Group Created with Sketch.
Volume 6 No. 212

International Football

Ligue 1 club Paris St. Germain’s Qatari owners "are confident that they can prise" Arsenal Manager Arsène Wenger from the last year of his contract to become their new manager when current Manager Carlo Ancelotti leaves at the end of the season, according to Paul Hayward of the London TELEGRAPH. PSG’s most senior figures "have been telling members of their circle" that Wenger has been persuaded to leave after 17 years in charge of Arsenal. Their "least optimistic scenario" is that Wenger will move to Paris in the summer of '14 when his current deal at Arsenal expires. However, PSG’s owners "have sounded adamant in recent days that they can tempt him to cross the channel 12 months early." The club's proprietors "have told friends that Wenger is on his way to Paris." Le Parisien reported that Wenger "will meet PSG owners next week," with Ancelotti likely to replace Real Madrid Manager José Mourinho. Friction between Ancelotti and PSG Sporting Dir Leonardo "is believed to have encouraged the former Chelsea manager to seize his opportunity in Madrid." Arsenal will "hope any flirtation with PSG is a bargaining device by Wenger to increase his transfer budget this summer." Asked about the rumors in his native France, Wenger said, "At the end of my contract I’ll see what I can do. I’ve always respected my contracts. I can’t see at my age why that should change" (TELEGRAPH, 4/30).

Brazil's sports minister Aldo Rebelo "has reiterated his desire to overhaul the country's football calendar in a bid to revitalize its foundering domestic competitions," according to XINHUA. Rebelo "has set the government on a collision course with the Brazilian Football Confederation" and highlighted "how political maneuvering can shape sport in South America's biggest country." Rebelo said that "it was time Brazil acted to stop the vacuum of home grown talent to European clubs." Rebelo: "We are a country that has participated in every World Cup and that has won the tournament five times, more than any other team. But we have only two percent of football's financial wealth while England has more than 30 percent and Germany 23 percent." The government last week "announced the formation of a football task force charged with addressing the dire financial plight of local clubs." The initiative, "which includes a proposal to cap player salaries," could see the government waive taxes of up to $1B currently owed by clubs to Brazil's treasury. There are also increasing calls for the reduction -- or even abolition -- of Brazil's state championships, "which last almost five months despite drawing dismal crowds and television ratings" (XINHUA, 4/30).

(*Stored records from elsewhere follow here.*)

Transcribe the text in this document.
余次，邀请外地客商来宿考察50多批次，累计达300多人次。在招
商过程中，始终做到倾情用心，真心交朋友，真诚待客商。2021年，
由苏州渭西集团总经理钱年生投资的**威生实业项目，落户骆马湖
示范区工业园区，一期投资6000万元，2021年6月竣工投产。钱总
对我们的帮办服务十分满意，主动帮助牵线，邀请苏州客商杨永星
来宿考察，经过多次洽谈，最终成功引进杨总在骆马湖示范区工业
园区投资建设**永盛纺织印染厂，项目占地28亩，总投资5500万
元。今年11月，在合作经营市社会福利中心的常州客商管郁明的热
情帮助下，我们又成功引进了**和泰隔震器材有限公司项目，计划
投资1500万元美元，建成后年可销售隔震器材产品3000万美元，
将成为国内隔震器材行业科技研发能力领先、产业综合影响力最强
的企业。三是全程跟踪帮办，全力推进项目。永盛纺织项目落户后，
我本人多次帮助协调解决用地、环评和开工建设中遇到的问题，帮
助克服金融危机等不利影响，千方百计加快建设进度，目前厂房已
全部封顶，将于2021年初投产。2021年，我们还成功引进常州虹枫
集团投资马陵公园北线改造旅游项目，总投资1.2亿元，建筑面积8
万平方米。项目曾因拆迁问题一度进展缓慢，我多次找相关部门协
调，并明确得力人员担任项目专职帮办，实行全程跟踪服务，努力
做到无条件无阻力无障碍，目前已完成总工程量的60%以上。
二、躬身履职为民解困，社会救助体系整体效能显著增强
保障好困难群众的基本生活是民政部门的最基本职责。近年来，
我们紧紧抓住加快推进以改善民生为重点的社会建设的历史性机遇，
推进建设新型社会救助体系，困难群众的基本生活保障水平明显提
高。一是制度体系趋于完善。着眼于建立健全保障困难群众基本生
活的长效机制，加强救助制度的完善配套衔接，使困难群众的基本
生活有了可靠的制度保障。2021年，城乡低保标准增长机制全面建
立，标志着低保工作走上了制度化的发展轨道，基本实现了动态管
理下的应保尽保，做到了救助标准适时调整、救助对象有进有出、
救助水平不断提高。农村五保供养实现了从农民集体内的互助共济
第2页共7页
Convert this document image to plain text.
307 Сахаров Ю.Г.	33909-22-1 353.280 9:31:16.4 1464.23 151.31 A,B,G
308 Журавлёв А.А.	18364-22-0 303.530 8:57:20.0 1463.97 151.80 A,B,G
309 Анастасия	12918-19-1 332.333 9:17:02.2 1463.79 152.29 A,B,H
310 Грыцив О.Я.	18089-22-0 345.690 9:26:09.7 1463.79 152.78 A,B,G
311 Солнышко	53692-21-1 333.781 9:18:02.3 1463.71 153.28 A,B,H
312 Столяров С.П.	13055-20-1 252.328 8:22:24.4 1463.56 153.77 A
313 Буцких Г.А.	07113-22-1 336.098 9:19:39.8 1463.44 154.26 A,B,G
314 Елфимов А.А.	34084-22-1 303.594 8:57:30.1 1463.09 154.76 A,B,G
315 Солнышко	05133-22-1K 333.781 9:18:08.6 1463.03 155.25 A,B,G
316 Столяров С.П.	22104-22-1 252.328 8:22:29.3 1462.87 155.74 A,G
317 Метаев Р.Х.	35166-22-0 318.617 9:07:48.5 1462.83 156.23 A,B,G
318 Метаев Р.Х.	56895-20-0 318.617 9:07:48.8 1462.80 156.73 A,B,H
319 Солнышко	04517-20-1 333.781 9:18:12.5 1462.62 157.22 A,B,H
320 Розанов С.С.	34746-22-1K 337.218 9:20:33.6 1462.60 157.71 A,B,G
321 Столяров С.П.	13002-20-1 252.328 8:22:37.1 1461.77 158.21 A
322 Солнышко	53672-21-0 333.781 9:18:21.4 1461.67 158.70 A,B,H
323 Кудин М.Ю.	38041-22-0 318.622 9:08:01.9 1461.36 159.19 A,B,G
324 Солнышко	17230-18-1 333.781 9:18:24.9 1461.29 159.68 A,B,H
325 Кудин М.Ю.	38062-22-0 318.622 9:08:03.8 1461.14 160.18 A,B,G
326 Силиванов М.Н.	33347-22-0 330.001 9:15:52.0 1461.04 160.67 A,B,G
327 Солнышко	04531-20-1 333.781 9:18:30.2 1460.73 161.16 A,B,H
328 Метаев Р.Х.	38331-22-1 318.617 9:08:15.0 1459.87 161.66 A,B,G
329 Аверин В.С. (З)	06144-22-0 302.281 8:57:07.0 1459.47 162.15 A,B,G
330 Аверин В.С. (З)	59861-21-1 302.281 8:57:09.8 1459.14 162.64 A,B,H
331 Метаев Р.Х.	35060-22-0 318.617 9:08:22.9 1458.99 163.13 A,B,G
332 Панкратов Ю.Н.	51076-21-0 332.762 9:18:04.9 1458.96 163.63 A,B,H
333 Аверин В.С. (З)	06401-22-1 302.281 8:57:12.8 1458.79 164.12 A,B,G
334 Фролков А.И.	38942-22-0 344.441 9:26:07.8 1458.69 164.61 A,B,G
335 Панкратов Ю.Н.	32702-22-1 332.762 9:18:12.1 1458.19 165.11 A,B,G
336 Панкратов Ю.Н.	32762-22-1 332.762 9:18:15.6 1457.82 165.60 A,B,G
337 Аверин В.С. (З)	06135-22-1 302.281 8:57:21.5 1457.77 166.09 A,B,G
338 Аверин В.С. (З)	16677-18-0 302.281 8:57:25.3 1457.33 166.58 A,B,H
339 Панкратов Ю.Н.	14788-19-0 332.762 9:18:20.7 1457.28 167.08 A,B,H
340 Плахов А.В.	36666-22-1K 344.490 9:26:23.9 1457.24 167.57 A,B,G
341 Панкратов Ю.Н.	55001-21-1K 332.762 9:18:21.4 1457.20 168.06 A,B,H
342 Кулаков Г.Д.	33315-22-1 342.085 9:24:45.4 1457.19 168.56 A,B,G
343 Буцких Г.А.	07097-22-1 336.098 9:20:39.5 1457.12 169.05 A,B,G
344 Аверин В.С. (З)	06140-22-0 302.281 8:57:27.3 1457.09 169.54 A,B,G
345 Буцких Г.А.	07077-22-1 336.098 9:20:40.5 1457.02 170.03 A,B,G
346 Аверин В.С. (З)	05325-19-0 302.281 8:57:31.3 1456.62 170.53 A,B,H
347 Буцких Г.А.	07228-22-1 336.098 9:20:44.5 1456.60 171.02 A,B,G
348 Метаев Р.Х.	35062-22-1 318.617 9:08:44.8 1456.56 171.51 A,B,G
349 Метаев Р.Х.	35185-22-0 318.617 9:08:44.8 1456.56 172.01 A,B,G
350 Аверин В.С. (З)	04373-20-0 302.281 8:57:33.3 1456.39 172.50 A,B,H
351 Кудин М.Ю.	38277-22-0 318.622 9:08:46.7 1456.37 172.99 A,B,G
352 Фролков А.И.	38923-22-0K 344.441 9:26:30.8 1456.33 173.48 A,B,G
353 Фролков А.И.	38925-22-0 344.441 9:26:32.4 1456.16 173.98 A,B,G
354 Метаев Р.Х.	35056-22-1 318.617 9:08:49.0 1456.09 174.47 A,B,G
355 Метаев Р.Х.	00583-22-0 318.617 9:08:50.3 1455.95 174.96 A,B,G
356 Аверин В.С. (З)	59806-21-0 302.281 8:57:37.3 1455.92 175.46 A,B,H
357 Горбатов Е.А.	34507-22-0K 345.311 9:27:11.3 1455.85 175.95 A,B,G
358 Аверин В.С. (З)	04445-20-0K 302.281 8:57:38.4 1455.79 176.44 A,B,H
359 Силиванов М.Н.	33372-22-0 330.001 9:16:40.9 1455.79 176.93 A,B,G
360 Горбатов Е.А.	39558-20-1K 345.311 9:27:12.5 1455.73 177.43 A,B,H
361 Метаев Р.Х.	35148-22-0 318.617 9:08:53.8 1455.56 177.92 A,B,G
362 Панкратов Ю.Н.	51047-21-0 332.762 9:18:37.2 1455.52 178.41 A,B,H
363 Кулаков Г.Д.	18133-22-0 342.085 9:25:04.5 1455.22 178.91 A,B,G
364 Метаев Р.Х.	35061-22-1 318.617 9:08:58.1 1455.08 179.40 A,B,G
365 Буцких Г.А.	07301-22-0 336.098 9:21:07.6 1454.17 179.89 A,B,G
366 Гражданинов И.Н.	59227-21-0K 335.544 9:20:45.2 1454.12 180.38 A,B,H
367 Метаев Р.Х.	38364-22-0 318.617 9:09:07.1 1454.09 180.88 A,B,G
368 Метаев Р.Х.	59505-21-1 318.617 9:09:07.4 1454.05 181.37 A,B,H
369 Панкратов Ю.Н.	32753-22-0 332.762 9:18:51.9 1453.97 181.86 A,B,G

Officials from the 12 Scottish Premier League clubs met Monday in a bid "to implement an isolated piece of the reconstruction package," but only "agreed only to meet again next week," according to Alan Pattullo of the SCOTSMAN. It came two weeks after several owners declared that "there was no appetite for sitting around a table again." Under discussion "was the issue of playoffs," and while SPL CEO Neil Doncaster "remains hopeful some consensus can be achieved next Tuesday, he admits that the cost-versus-benefit equation could be an obstacle to change, with clubs reluctant to commit to such a change without wealth re-distribution helping to soften the landing." This "had been another strand of the reconstruction package rejected just over a fortnight ago." Doncaster said, "What you are effectively asking clubs to do is take on board additional financial risk of relegation but without all of the financial reward they would have had through reconstruction, so I think it is more difficult" (SCOTSMAN, 4/30).